The ``modelopt_recipes/`` package is organized as follows:

.. code-block:: text

   modelopt_recipes/
   +-- __init__.py
   +-- general/                    # Model-agnostic recipes
   |   +-- ptq/
   |       +-- fp8_default-fp8_kv.yml
   |       +-- nvfp4_default-fp8_kv.yml
   |       +-- nvfp4_mlp_only-fp8_kv.yml
   |       +-- nvfp4_experts_only-fp8_kv.yml
   |       +-- nvfp4_omlp_only-fp8_kv.yml
   +-- models/                     # Model-specific recipes
   |   +-- Step3.5-Flash/
   |       +-- nvfp4-mlp-only.yaml
   +-- configs/                    # Reusable config snippets (imported via $import)
       +-- numerics/               # Numeric format definitions
       |   +-- fp8.yml
       |   +-- nvfp4_dynamic.yml
       |   +-- nvfp4_static.yml
       +-- ptq/                    # PTQ-specific entry snippets
           +-- base_disable_all.yaml
           +-- default_disabled_quantizers.yaml


Recipe data model
=================

Recipes are validated at load time using Pydantic models:

:class:`~modelopt.recipe.config.ModelOptRecipeBase`
   Base class for all recipe types.  Contains ``recipe_type`` and ``description``.

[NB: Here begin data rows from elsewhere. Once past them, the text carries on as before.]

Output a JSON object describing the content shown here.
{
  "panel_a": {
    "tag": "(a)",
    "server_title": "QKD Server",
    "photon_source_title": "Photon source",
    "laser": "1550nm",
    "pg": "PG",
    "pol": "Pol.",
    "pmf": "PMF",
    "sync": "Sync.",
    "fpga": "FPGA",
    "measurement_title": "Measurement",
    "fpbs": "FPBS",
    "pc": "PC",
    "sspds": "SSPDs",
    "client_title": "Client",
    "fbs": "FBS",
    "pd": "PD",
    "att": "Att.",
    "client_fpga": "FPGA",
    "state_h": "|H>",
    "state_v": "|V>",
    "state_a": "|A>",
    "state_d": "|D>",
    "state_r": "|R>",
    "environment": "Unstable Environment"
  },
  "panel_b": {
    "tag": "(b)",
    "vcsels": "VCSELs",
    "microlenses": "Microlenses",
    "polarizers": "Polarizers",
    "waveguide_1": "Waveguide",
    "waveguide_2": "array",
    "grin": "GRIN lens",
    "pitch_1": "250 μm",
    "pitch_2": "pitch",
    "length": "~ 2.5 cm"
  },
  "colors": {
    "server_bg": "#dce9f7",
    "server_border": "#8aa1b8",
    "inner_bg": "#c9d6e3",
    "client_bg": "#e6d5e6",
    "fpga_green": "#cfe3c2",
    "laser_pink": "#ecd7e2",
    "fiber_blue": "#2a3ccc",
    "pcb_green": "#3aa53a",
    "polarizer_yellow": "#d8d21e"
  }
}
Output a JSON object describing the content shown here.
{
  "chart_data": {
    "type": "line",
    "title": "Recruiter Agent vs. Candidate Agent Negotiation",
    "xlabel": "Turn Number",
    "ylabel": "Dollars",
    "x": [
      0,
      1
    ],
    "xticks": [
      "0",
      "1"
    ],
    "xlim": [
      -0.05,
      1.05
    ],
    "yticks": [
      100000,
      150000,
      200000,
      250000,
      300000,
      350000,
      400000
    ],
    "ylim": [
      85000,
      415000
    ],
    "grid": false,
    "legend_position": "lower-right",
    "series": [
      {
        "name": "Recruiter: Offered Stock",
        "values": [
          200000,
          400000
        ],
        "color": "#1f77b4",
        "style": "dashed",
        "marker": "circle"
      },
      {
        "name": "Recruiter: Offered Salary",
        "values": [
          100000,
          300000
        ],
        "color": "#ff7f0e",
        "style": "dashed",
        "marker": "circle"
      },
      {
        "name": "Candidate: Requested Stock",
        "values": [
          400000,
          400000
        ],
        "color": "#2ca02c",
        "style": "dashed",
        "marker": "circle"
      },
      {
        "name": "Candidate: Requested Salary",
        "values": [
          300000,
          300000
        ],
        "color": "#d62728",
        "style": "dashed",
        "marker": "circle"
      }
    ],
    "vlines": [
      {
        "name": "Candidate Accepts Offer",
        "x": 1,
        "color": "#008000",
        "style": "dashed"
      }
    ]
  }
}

:class:`~modelopt.recipe.config.ModelOptPTQRecipe`
   PTQ-specific recipe.  Adds the ``quantize`` field (a dict with ``quant_cfg`` and
   ``algorithm``).

:class:`~modelopt.recipe.config.RecipeType`
   Enum of supported recipe types.


Future directions
=================

The recipe system is designed to grow:

* **QAT recipes** -- ``recipe_type: qat`` with training hyperparameters, distillation
  settings, and dataset configuration.
* **Sparsity recipes** -- structured and unstructured pruning configurations.
* **Speculative decoding recipes** -- draft model and vocabulary calibration settings.
* **Composite recipes** -- chaining multiple optimization stages
  (e.g., quantize then prune) in a single recipe.
* **Dataset configuration** -- standardized ``dataset`` section for calibration data
  specification.
* **Recipe merging and override utilities** -- programmatic tools to compose and
  customize recipes.
* **Unified entry point** -- a ``nv-modelopt`` CLI that accepts ``--recipe`` as the
  primary configuration mechanism, replacing per-example scripts.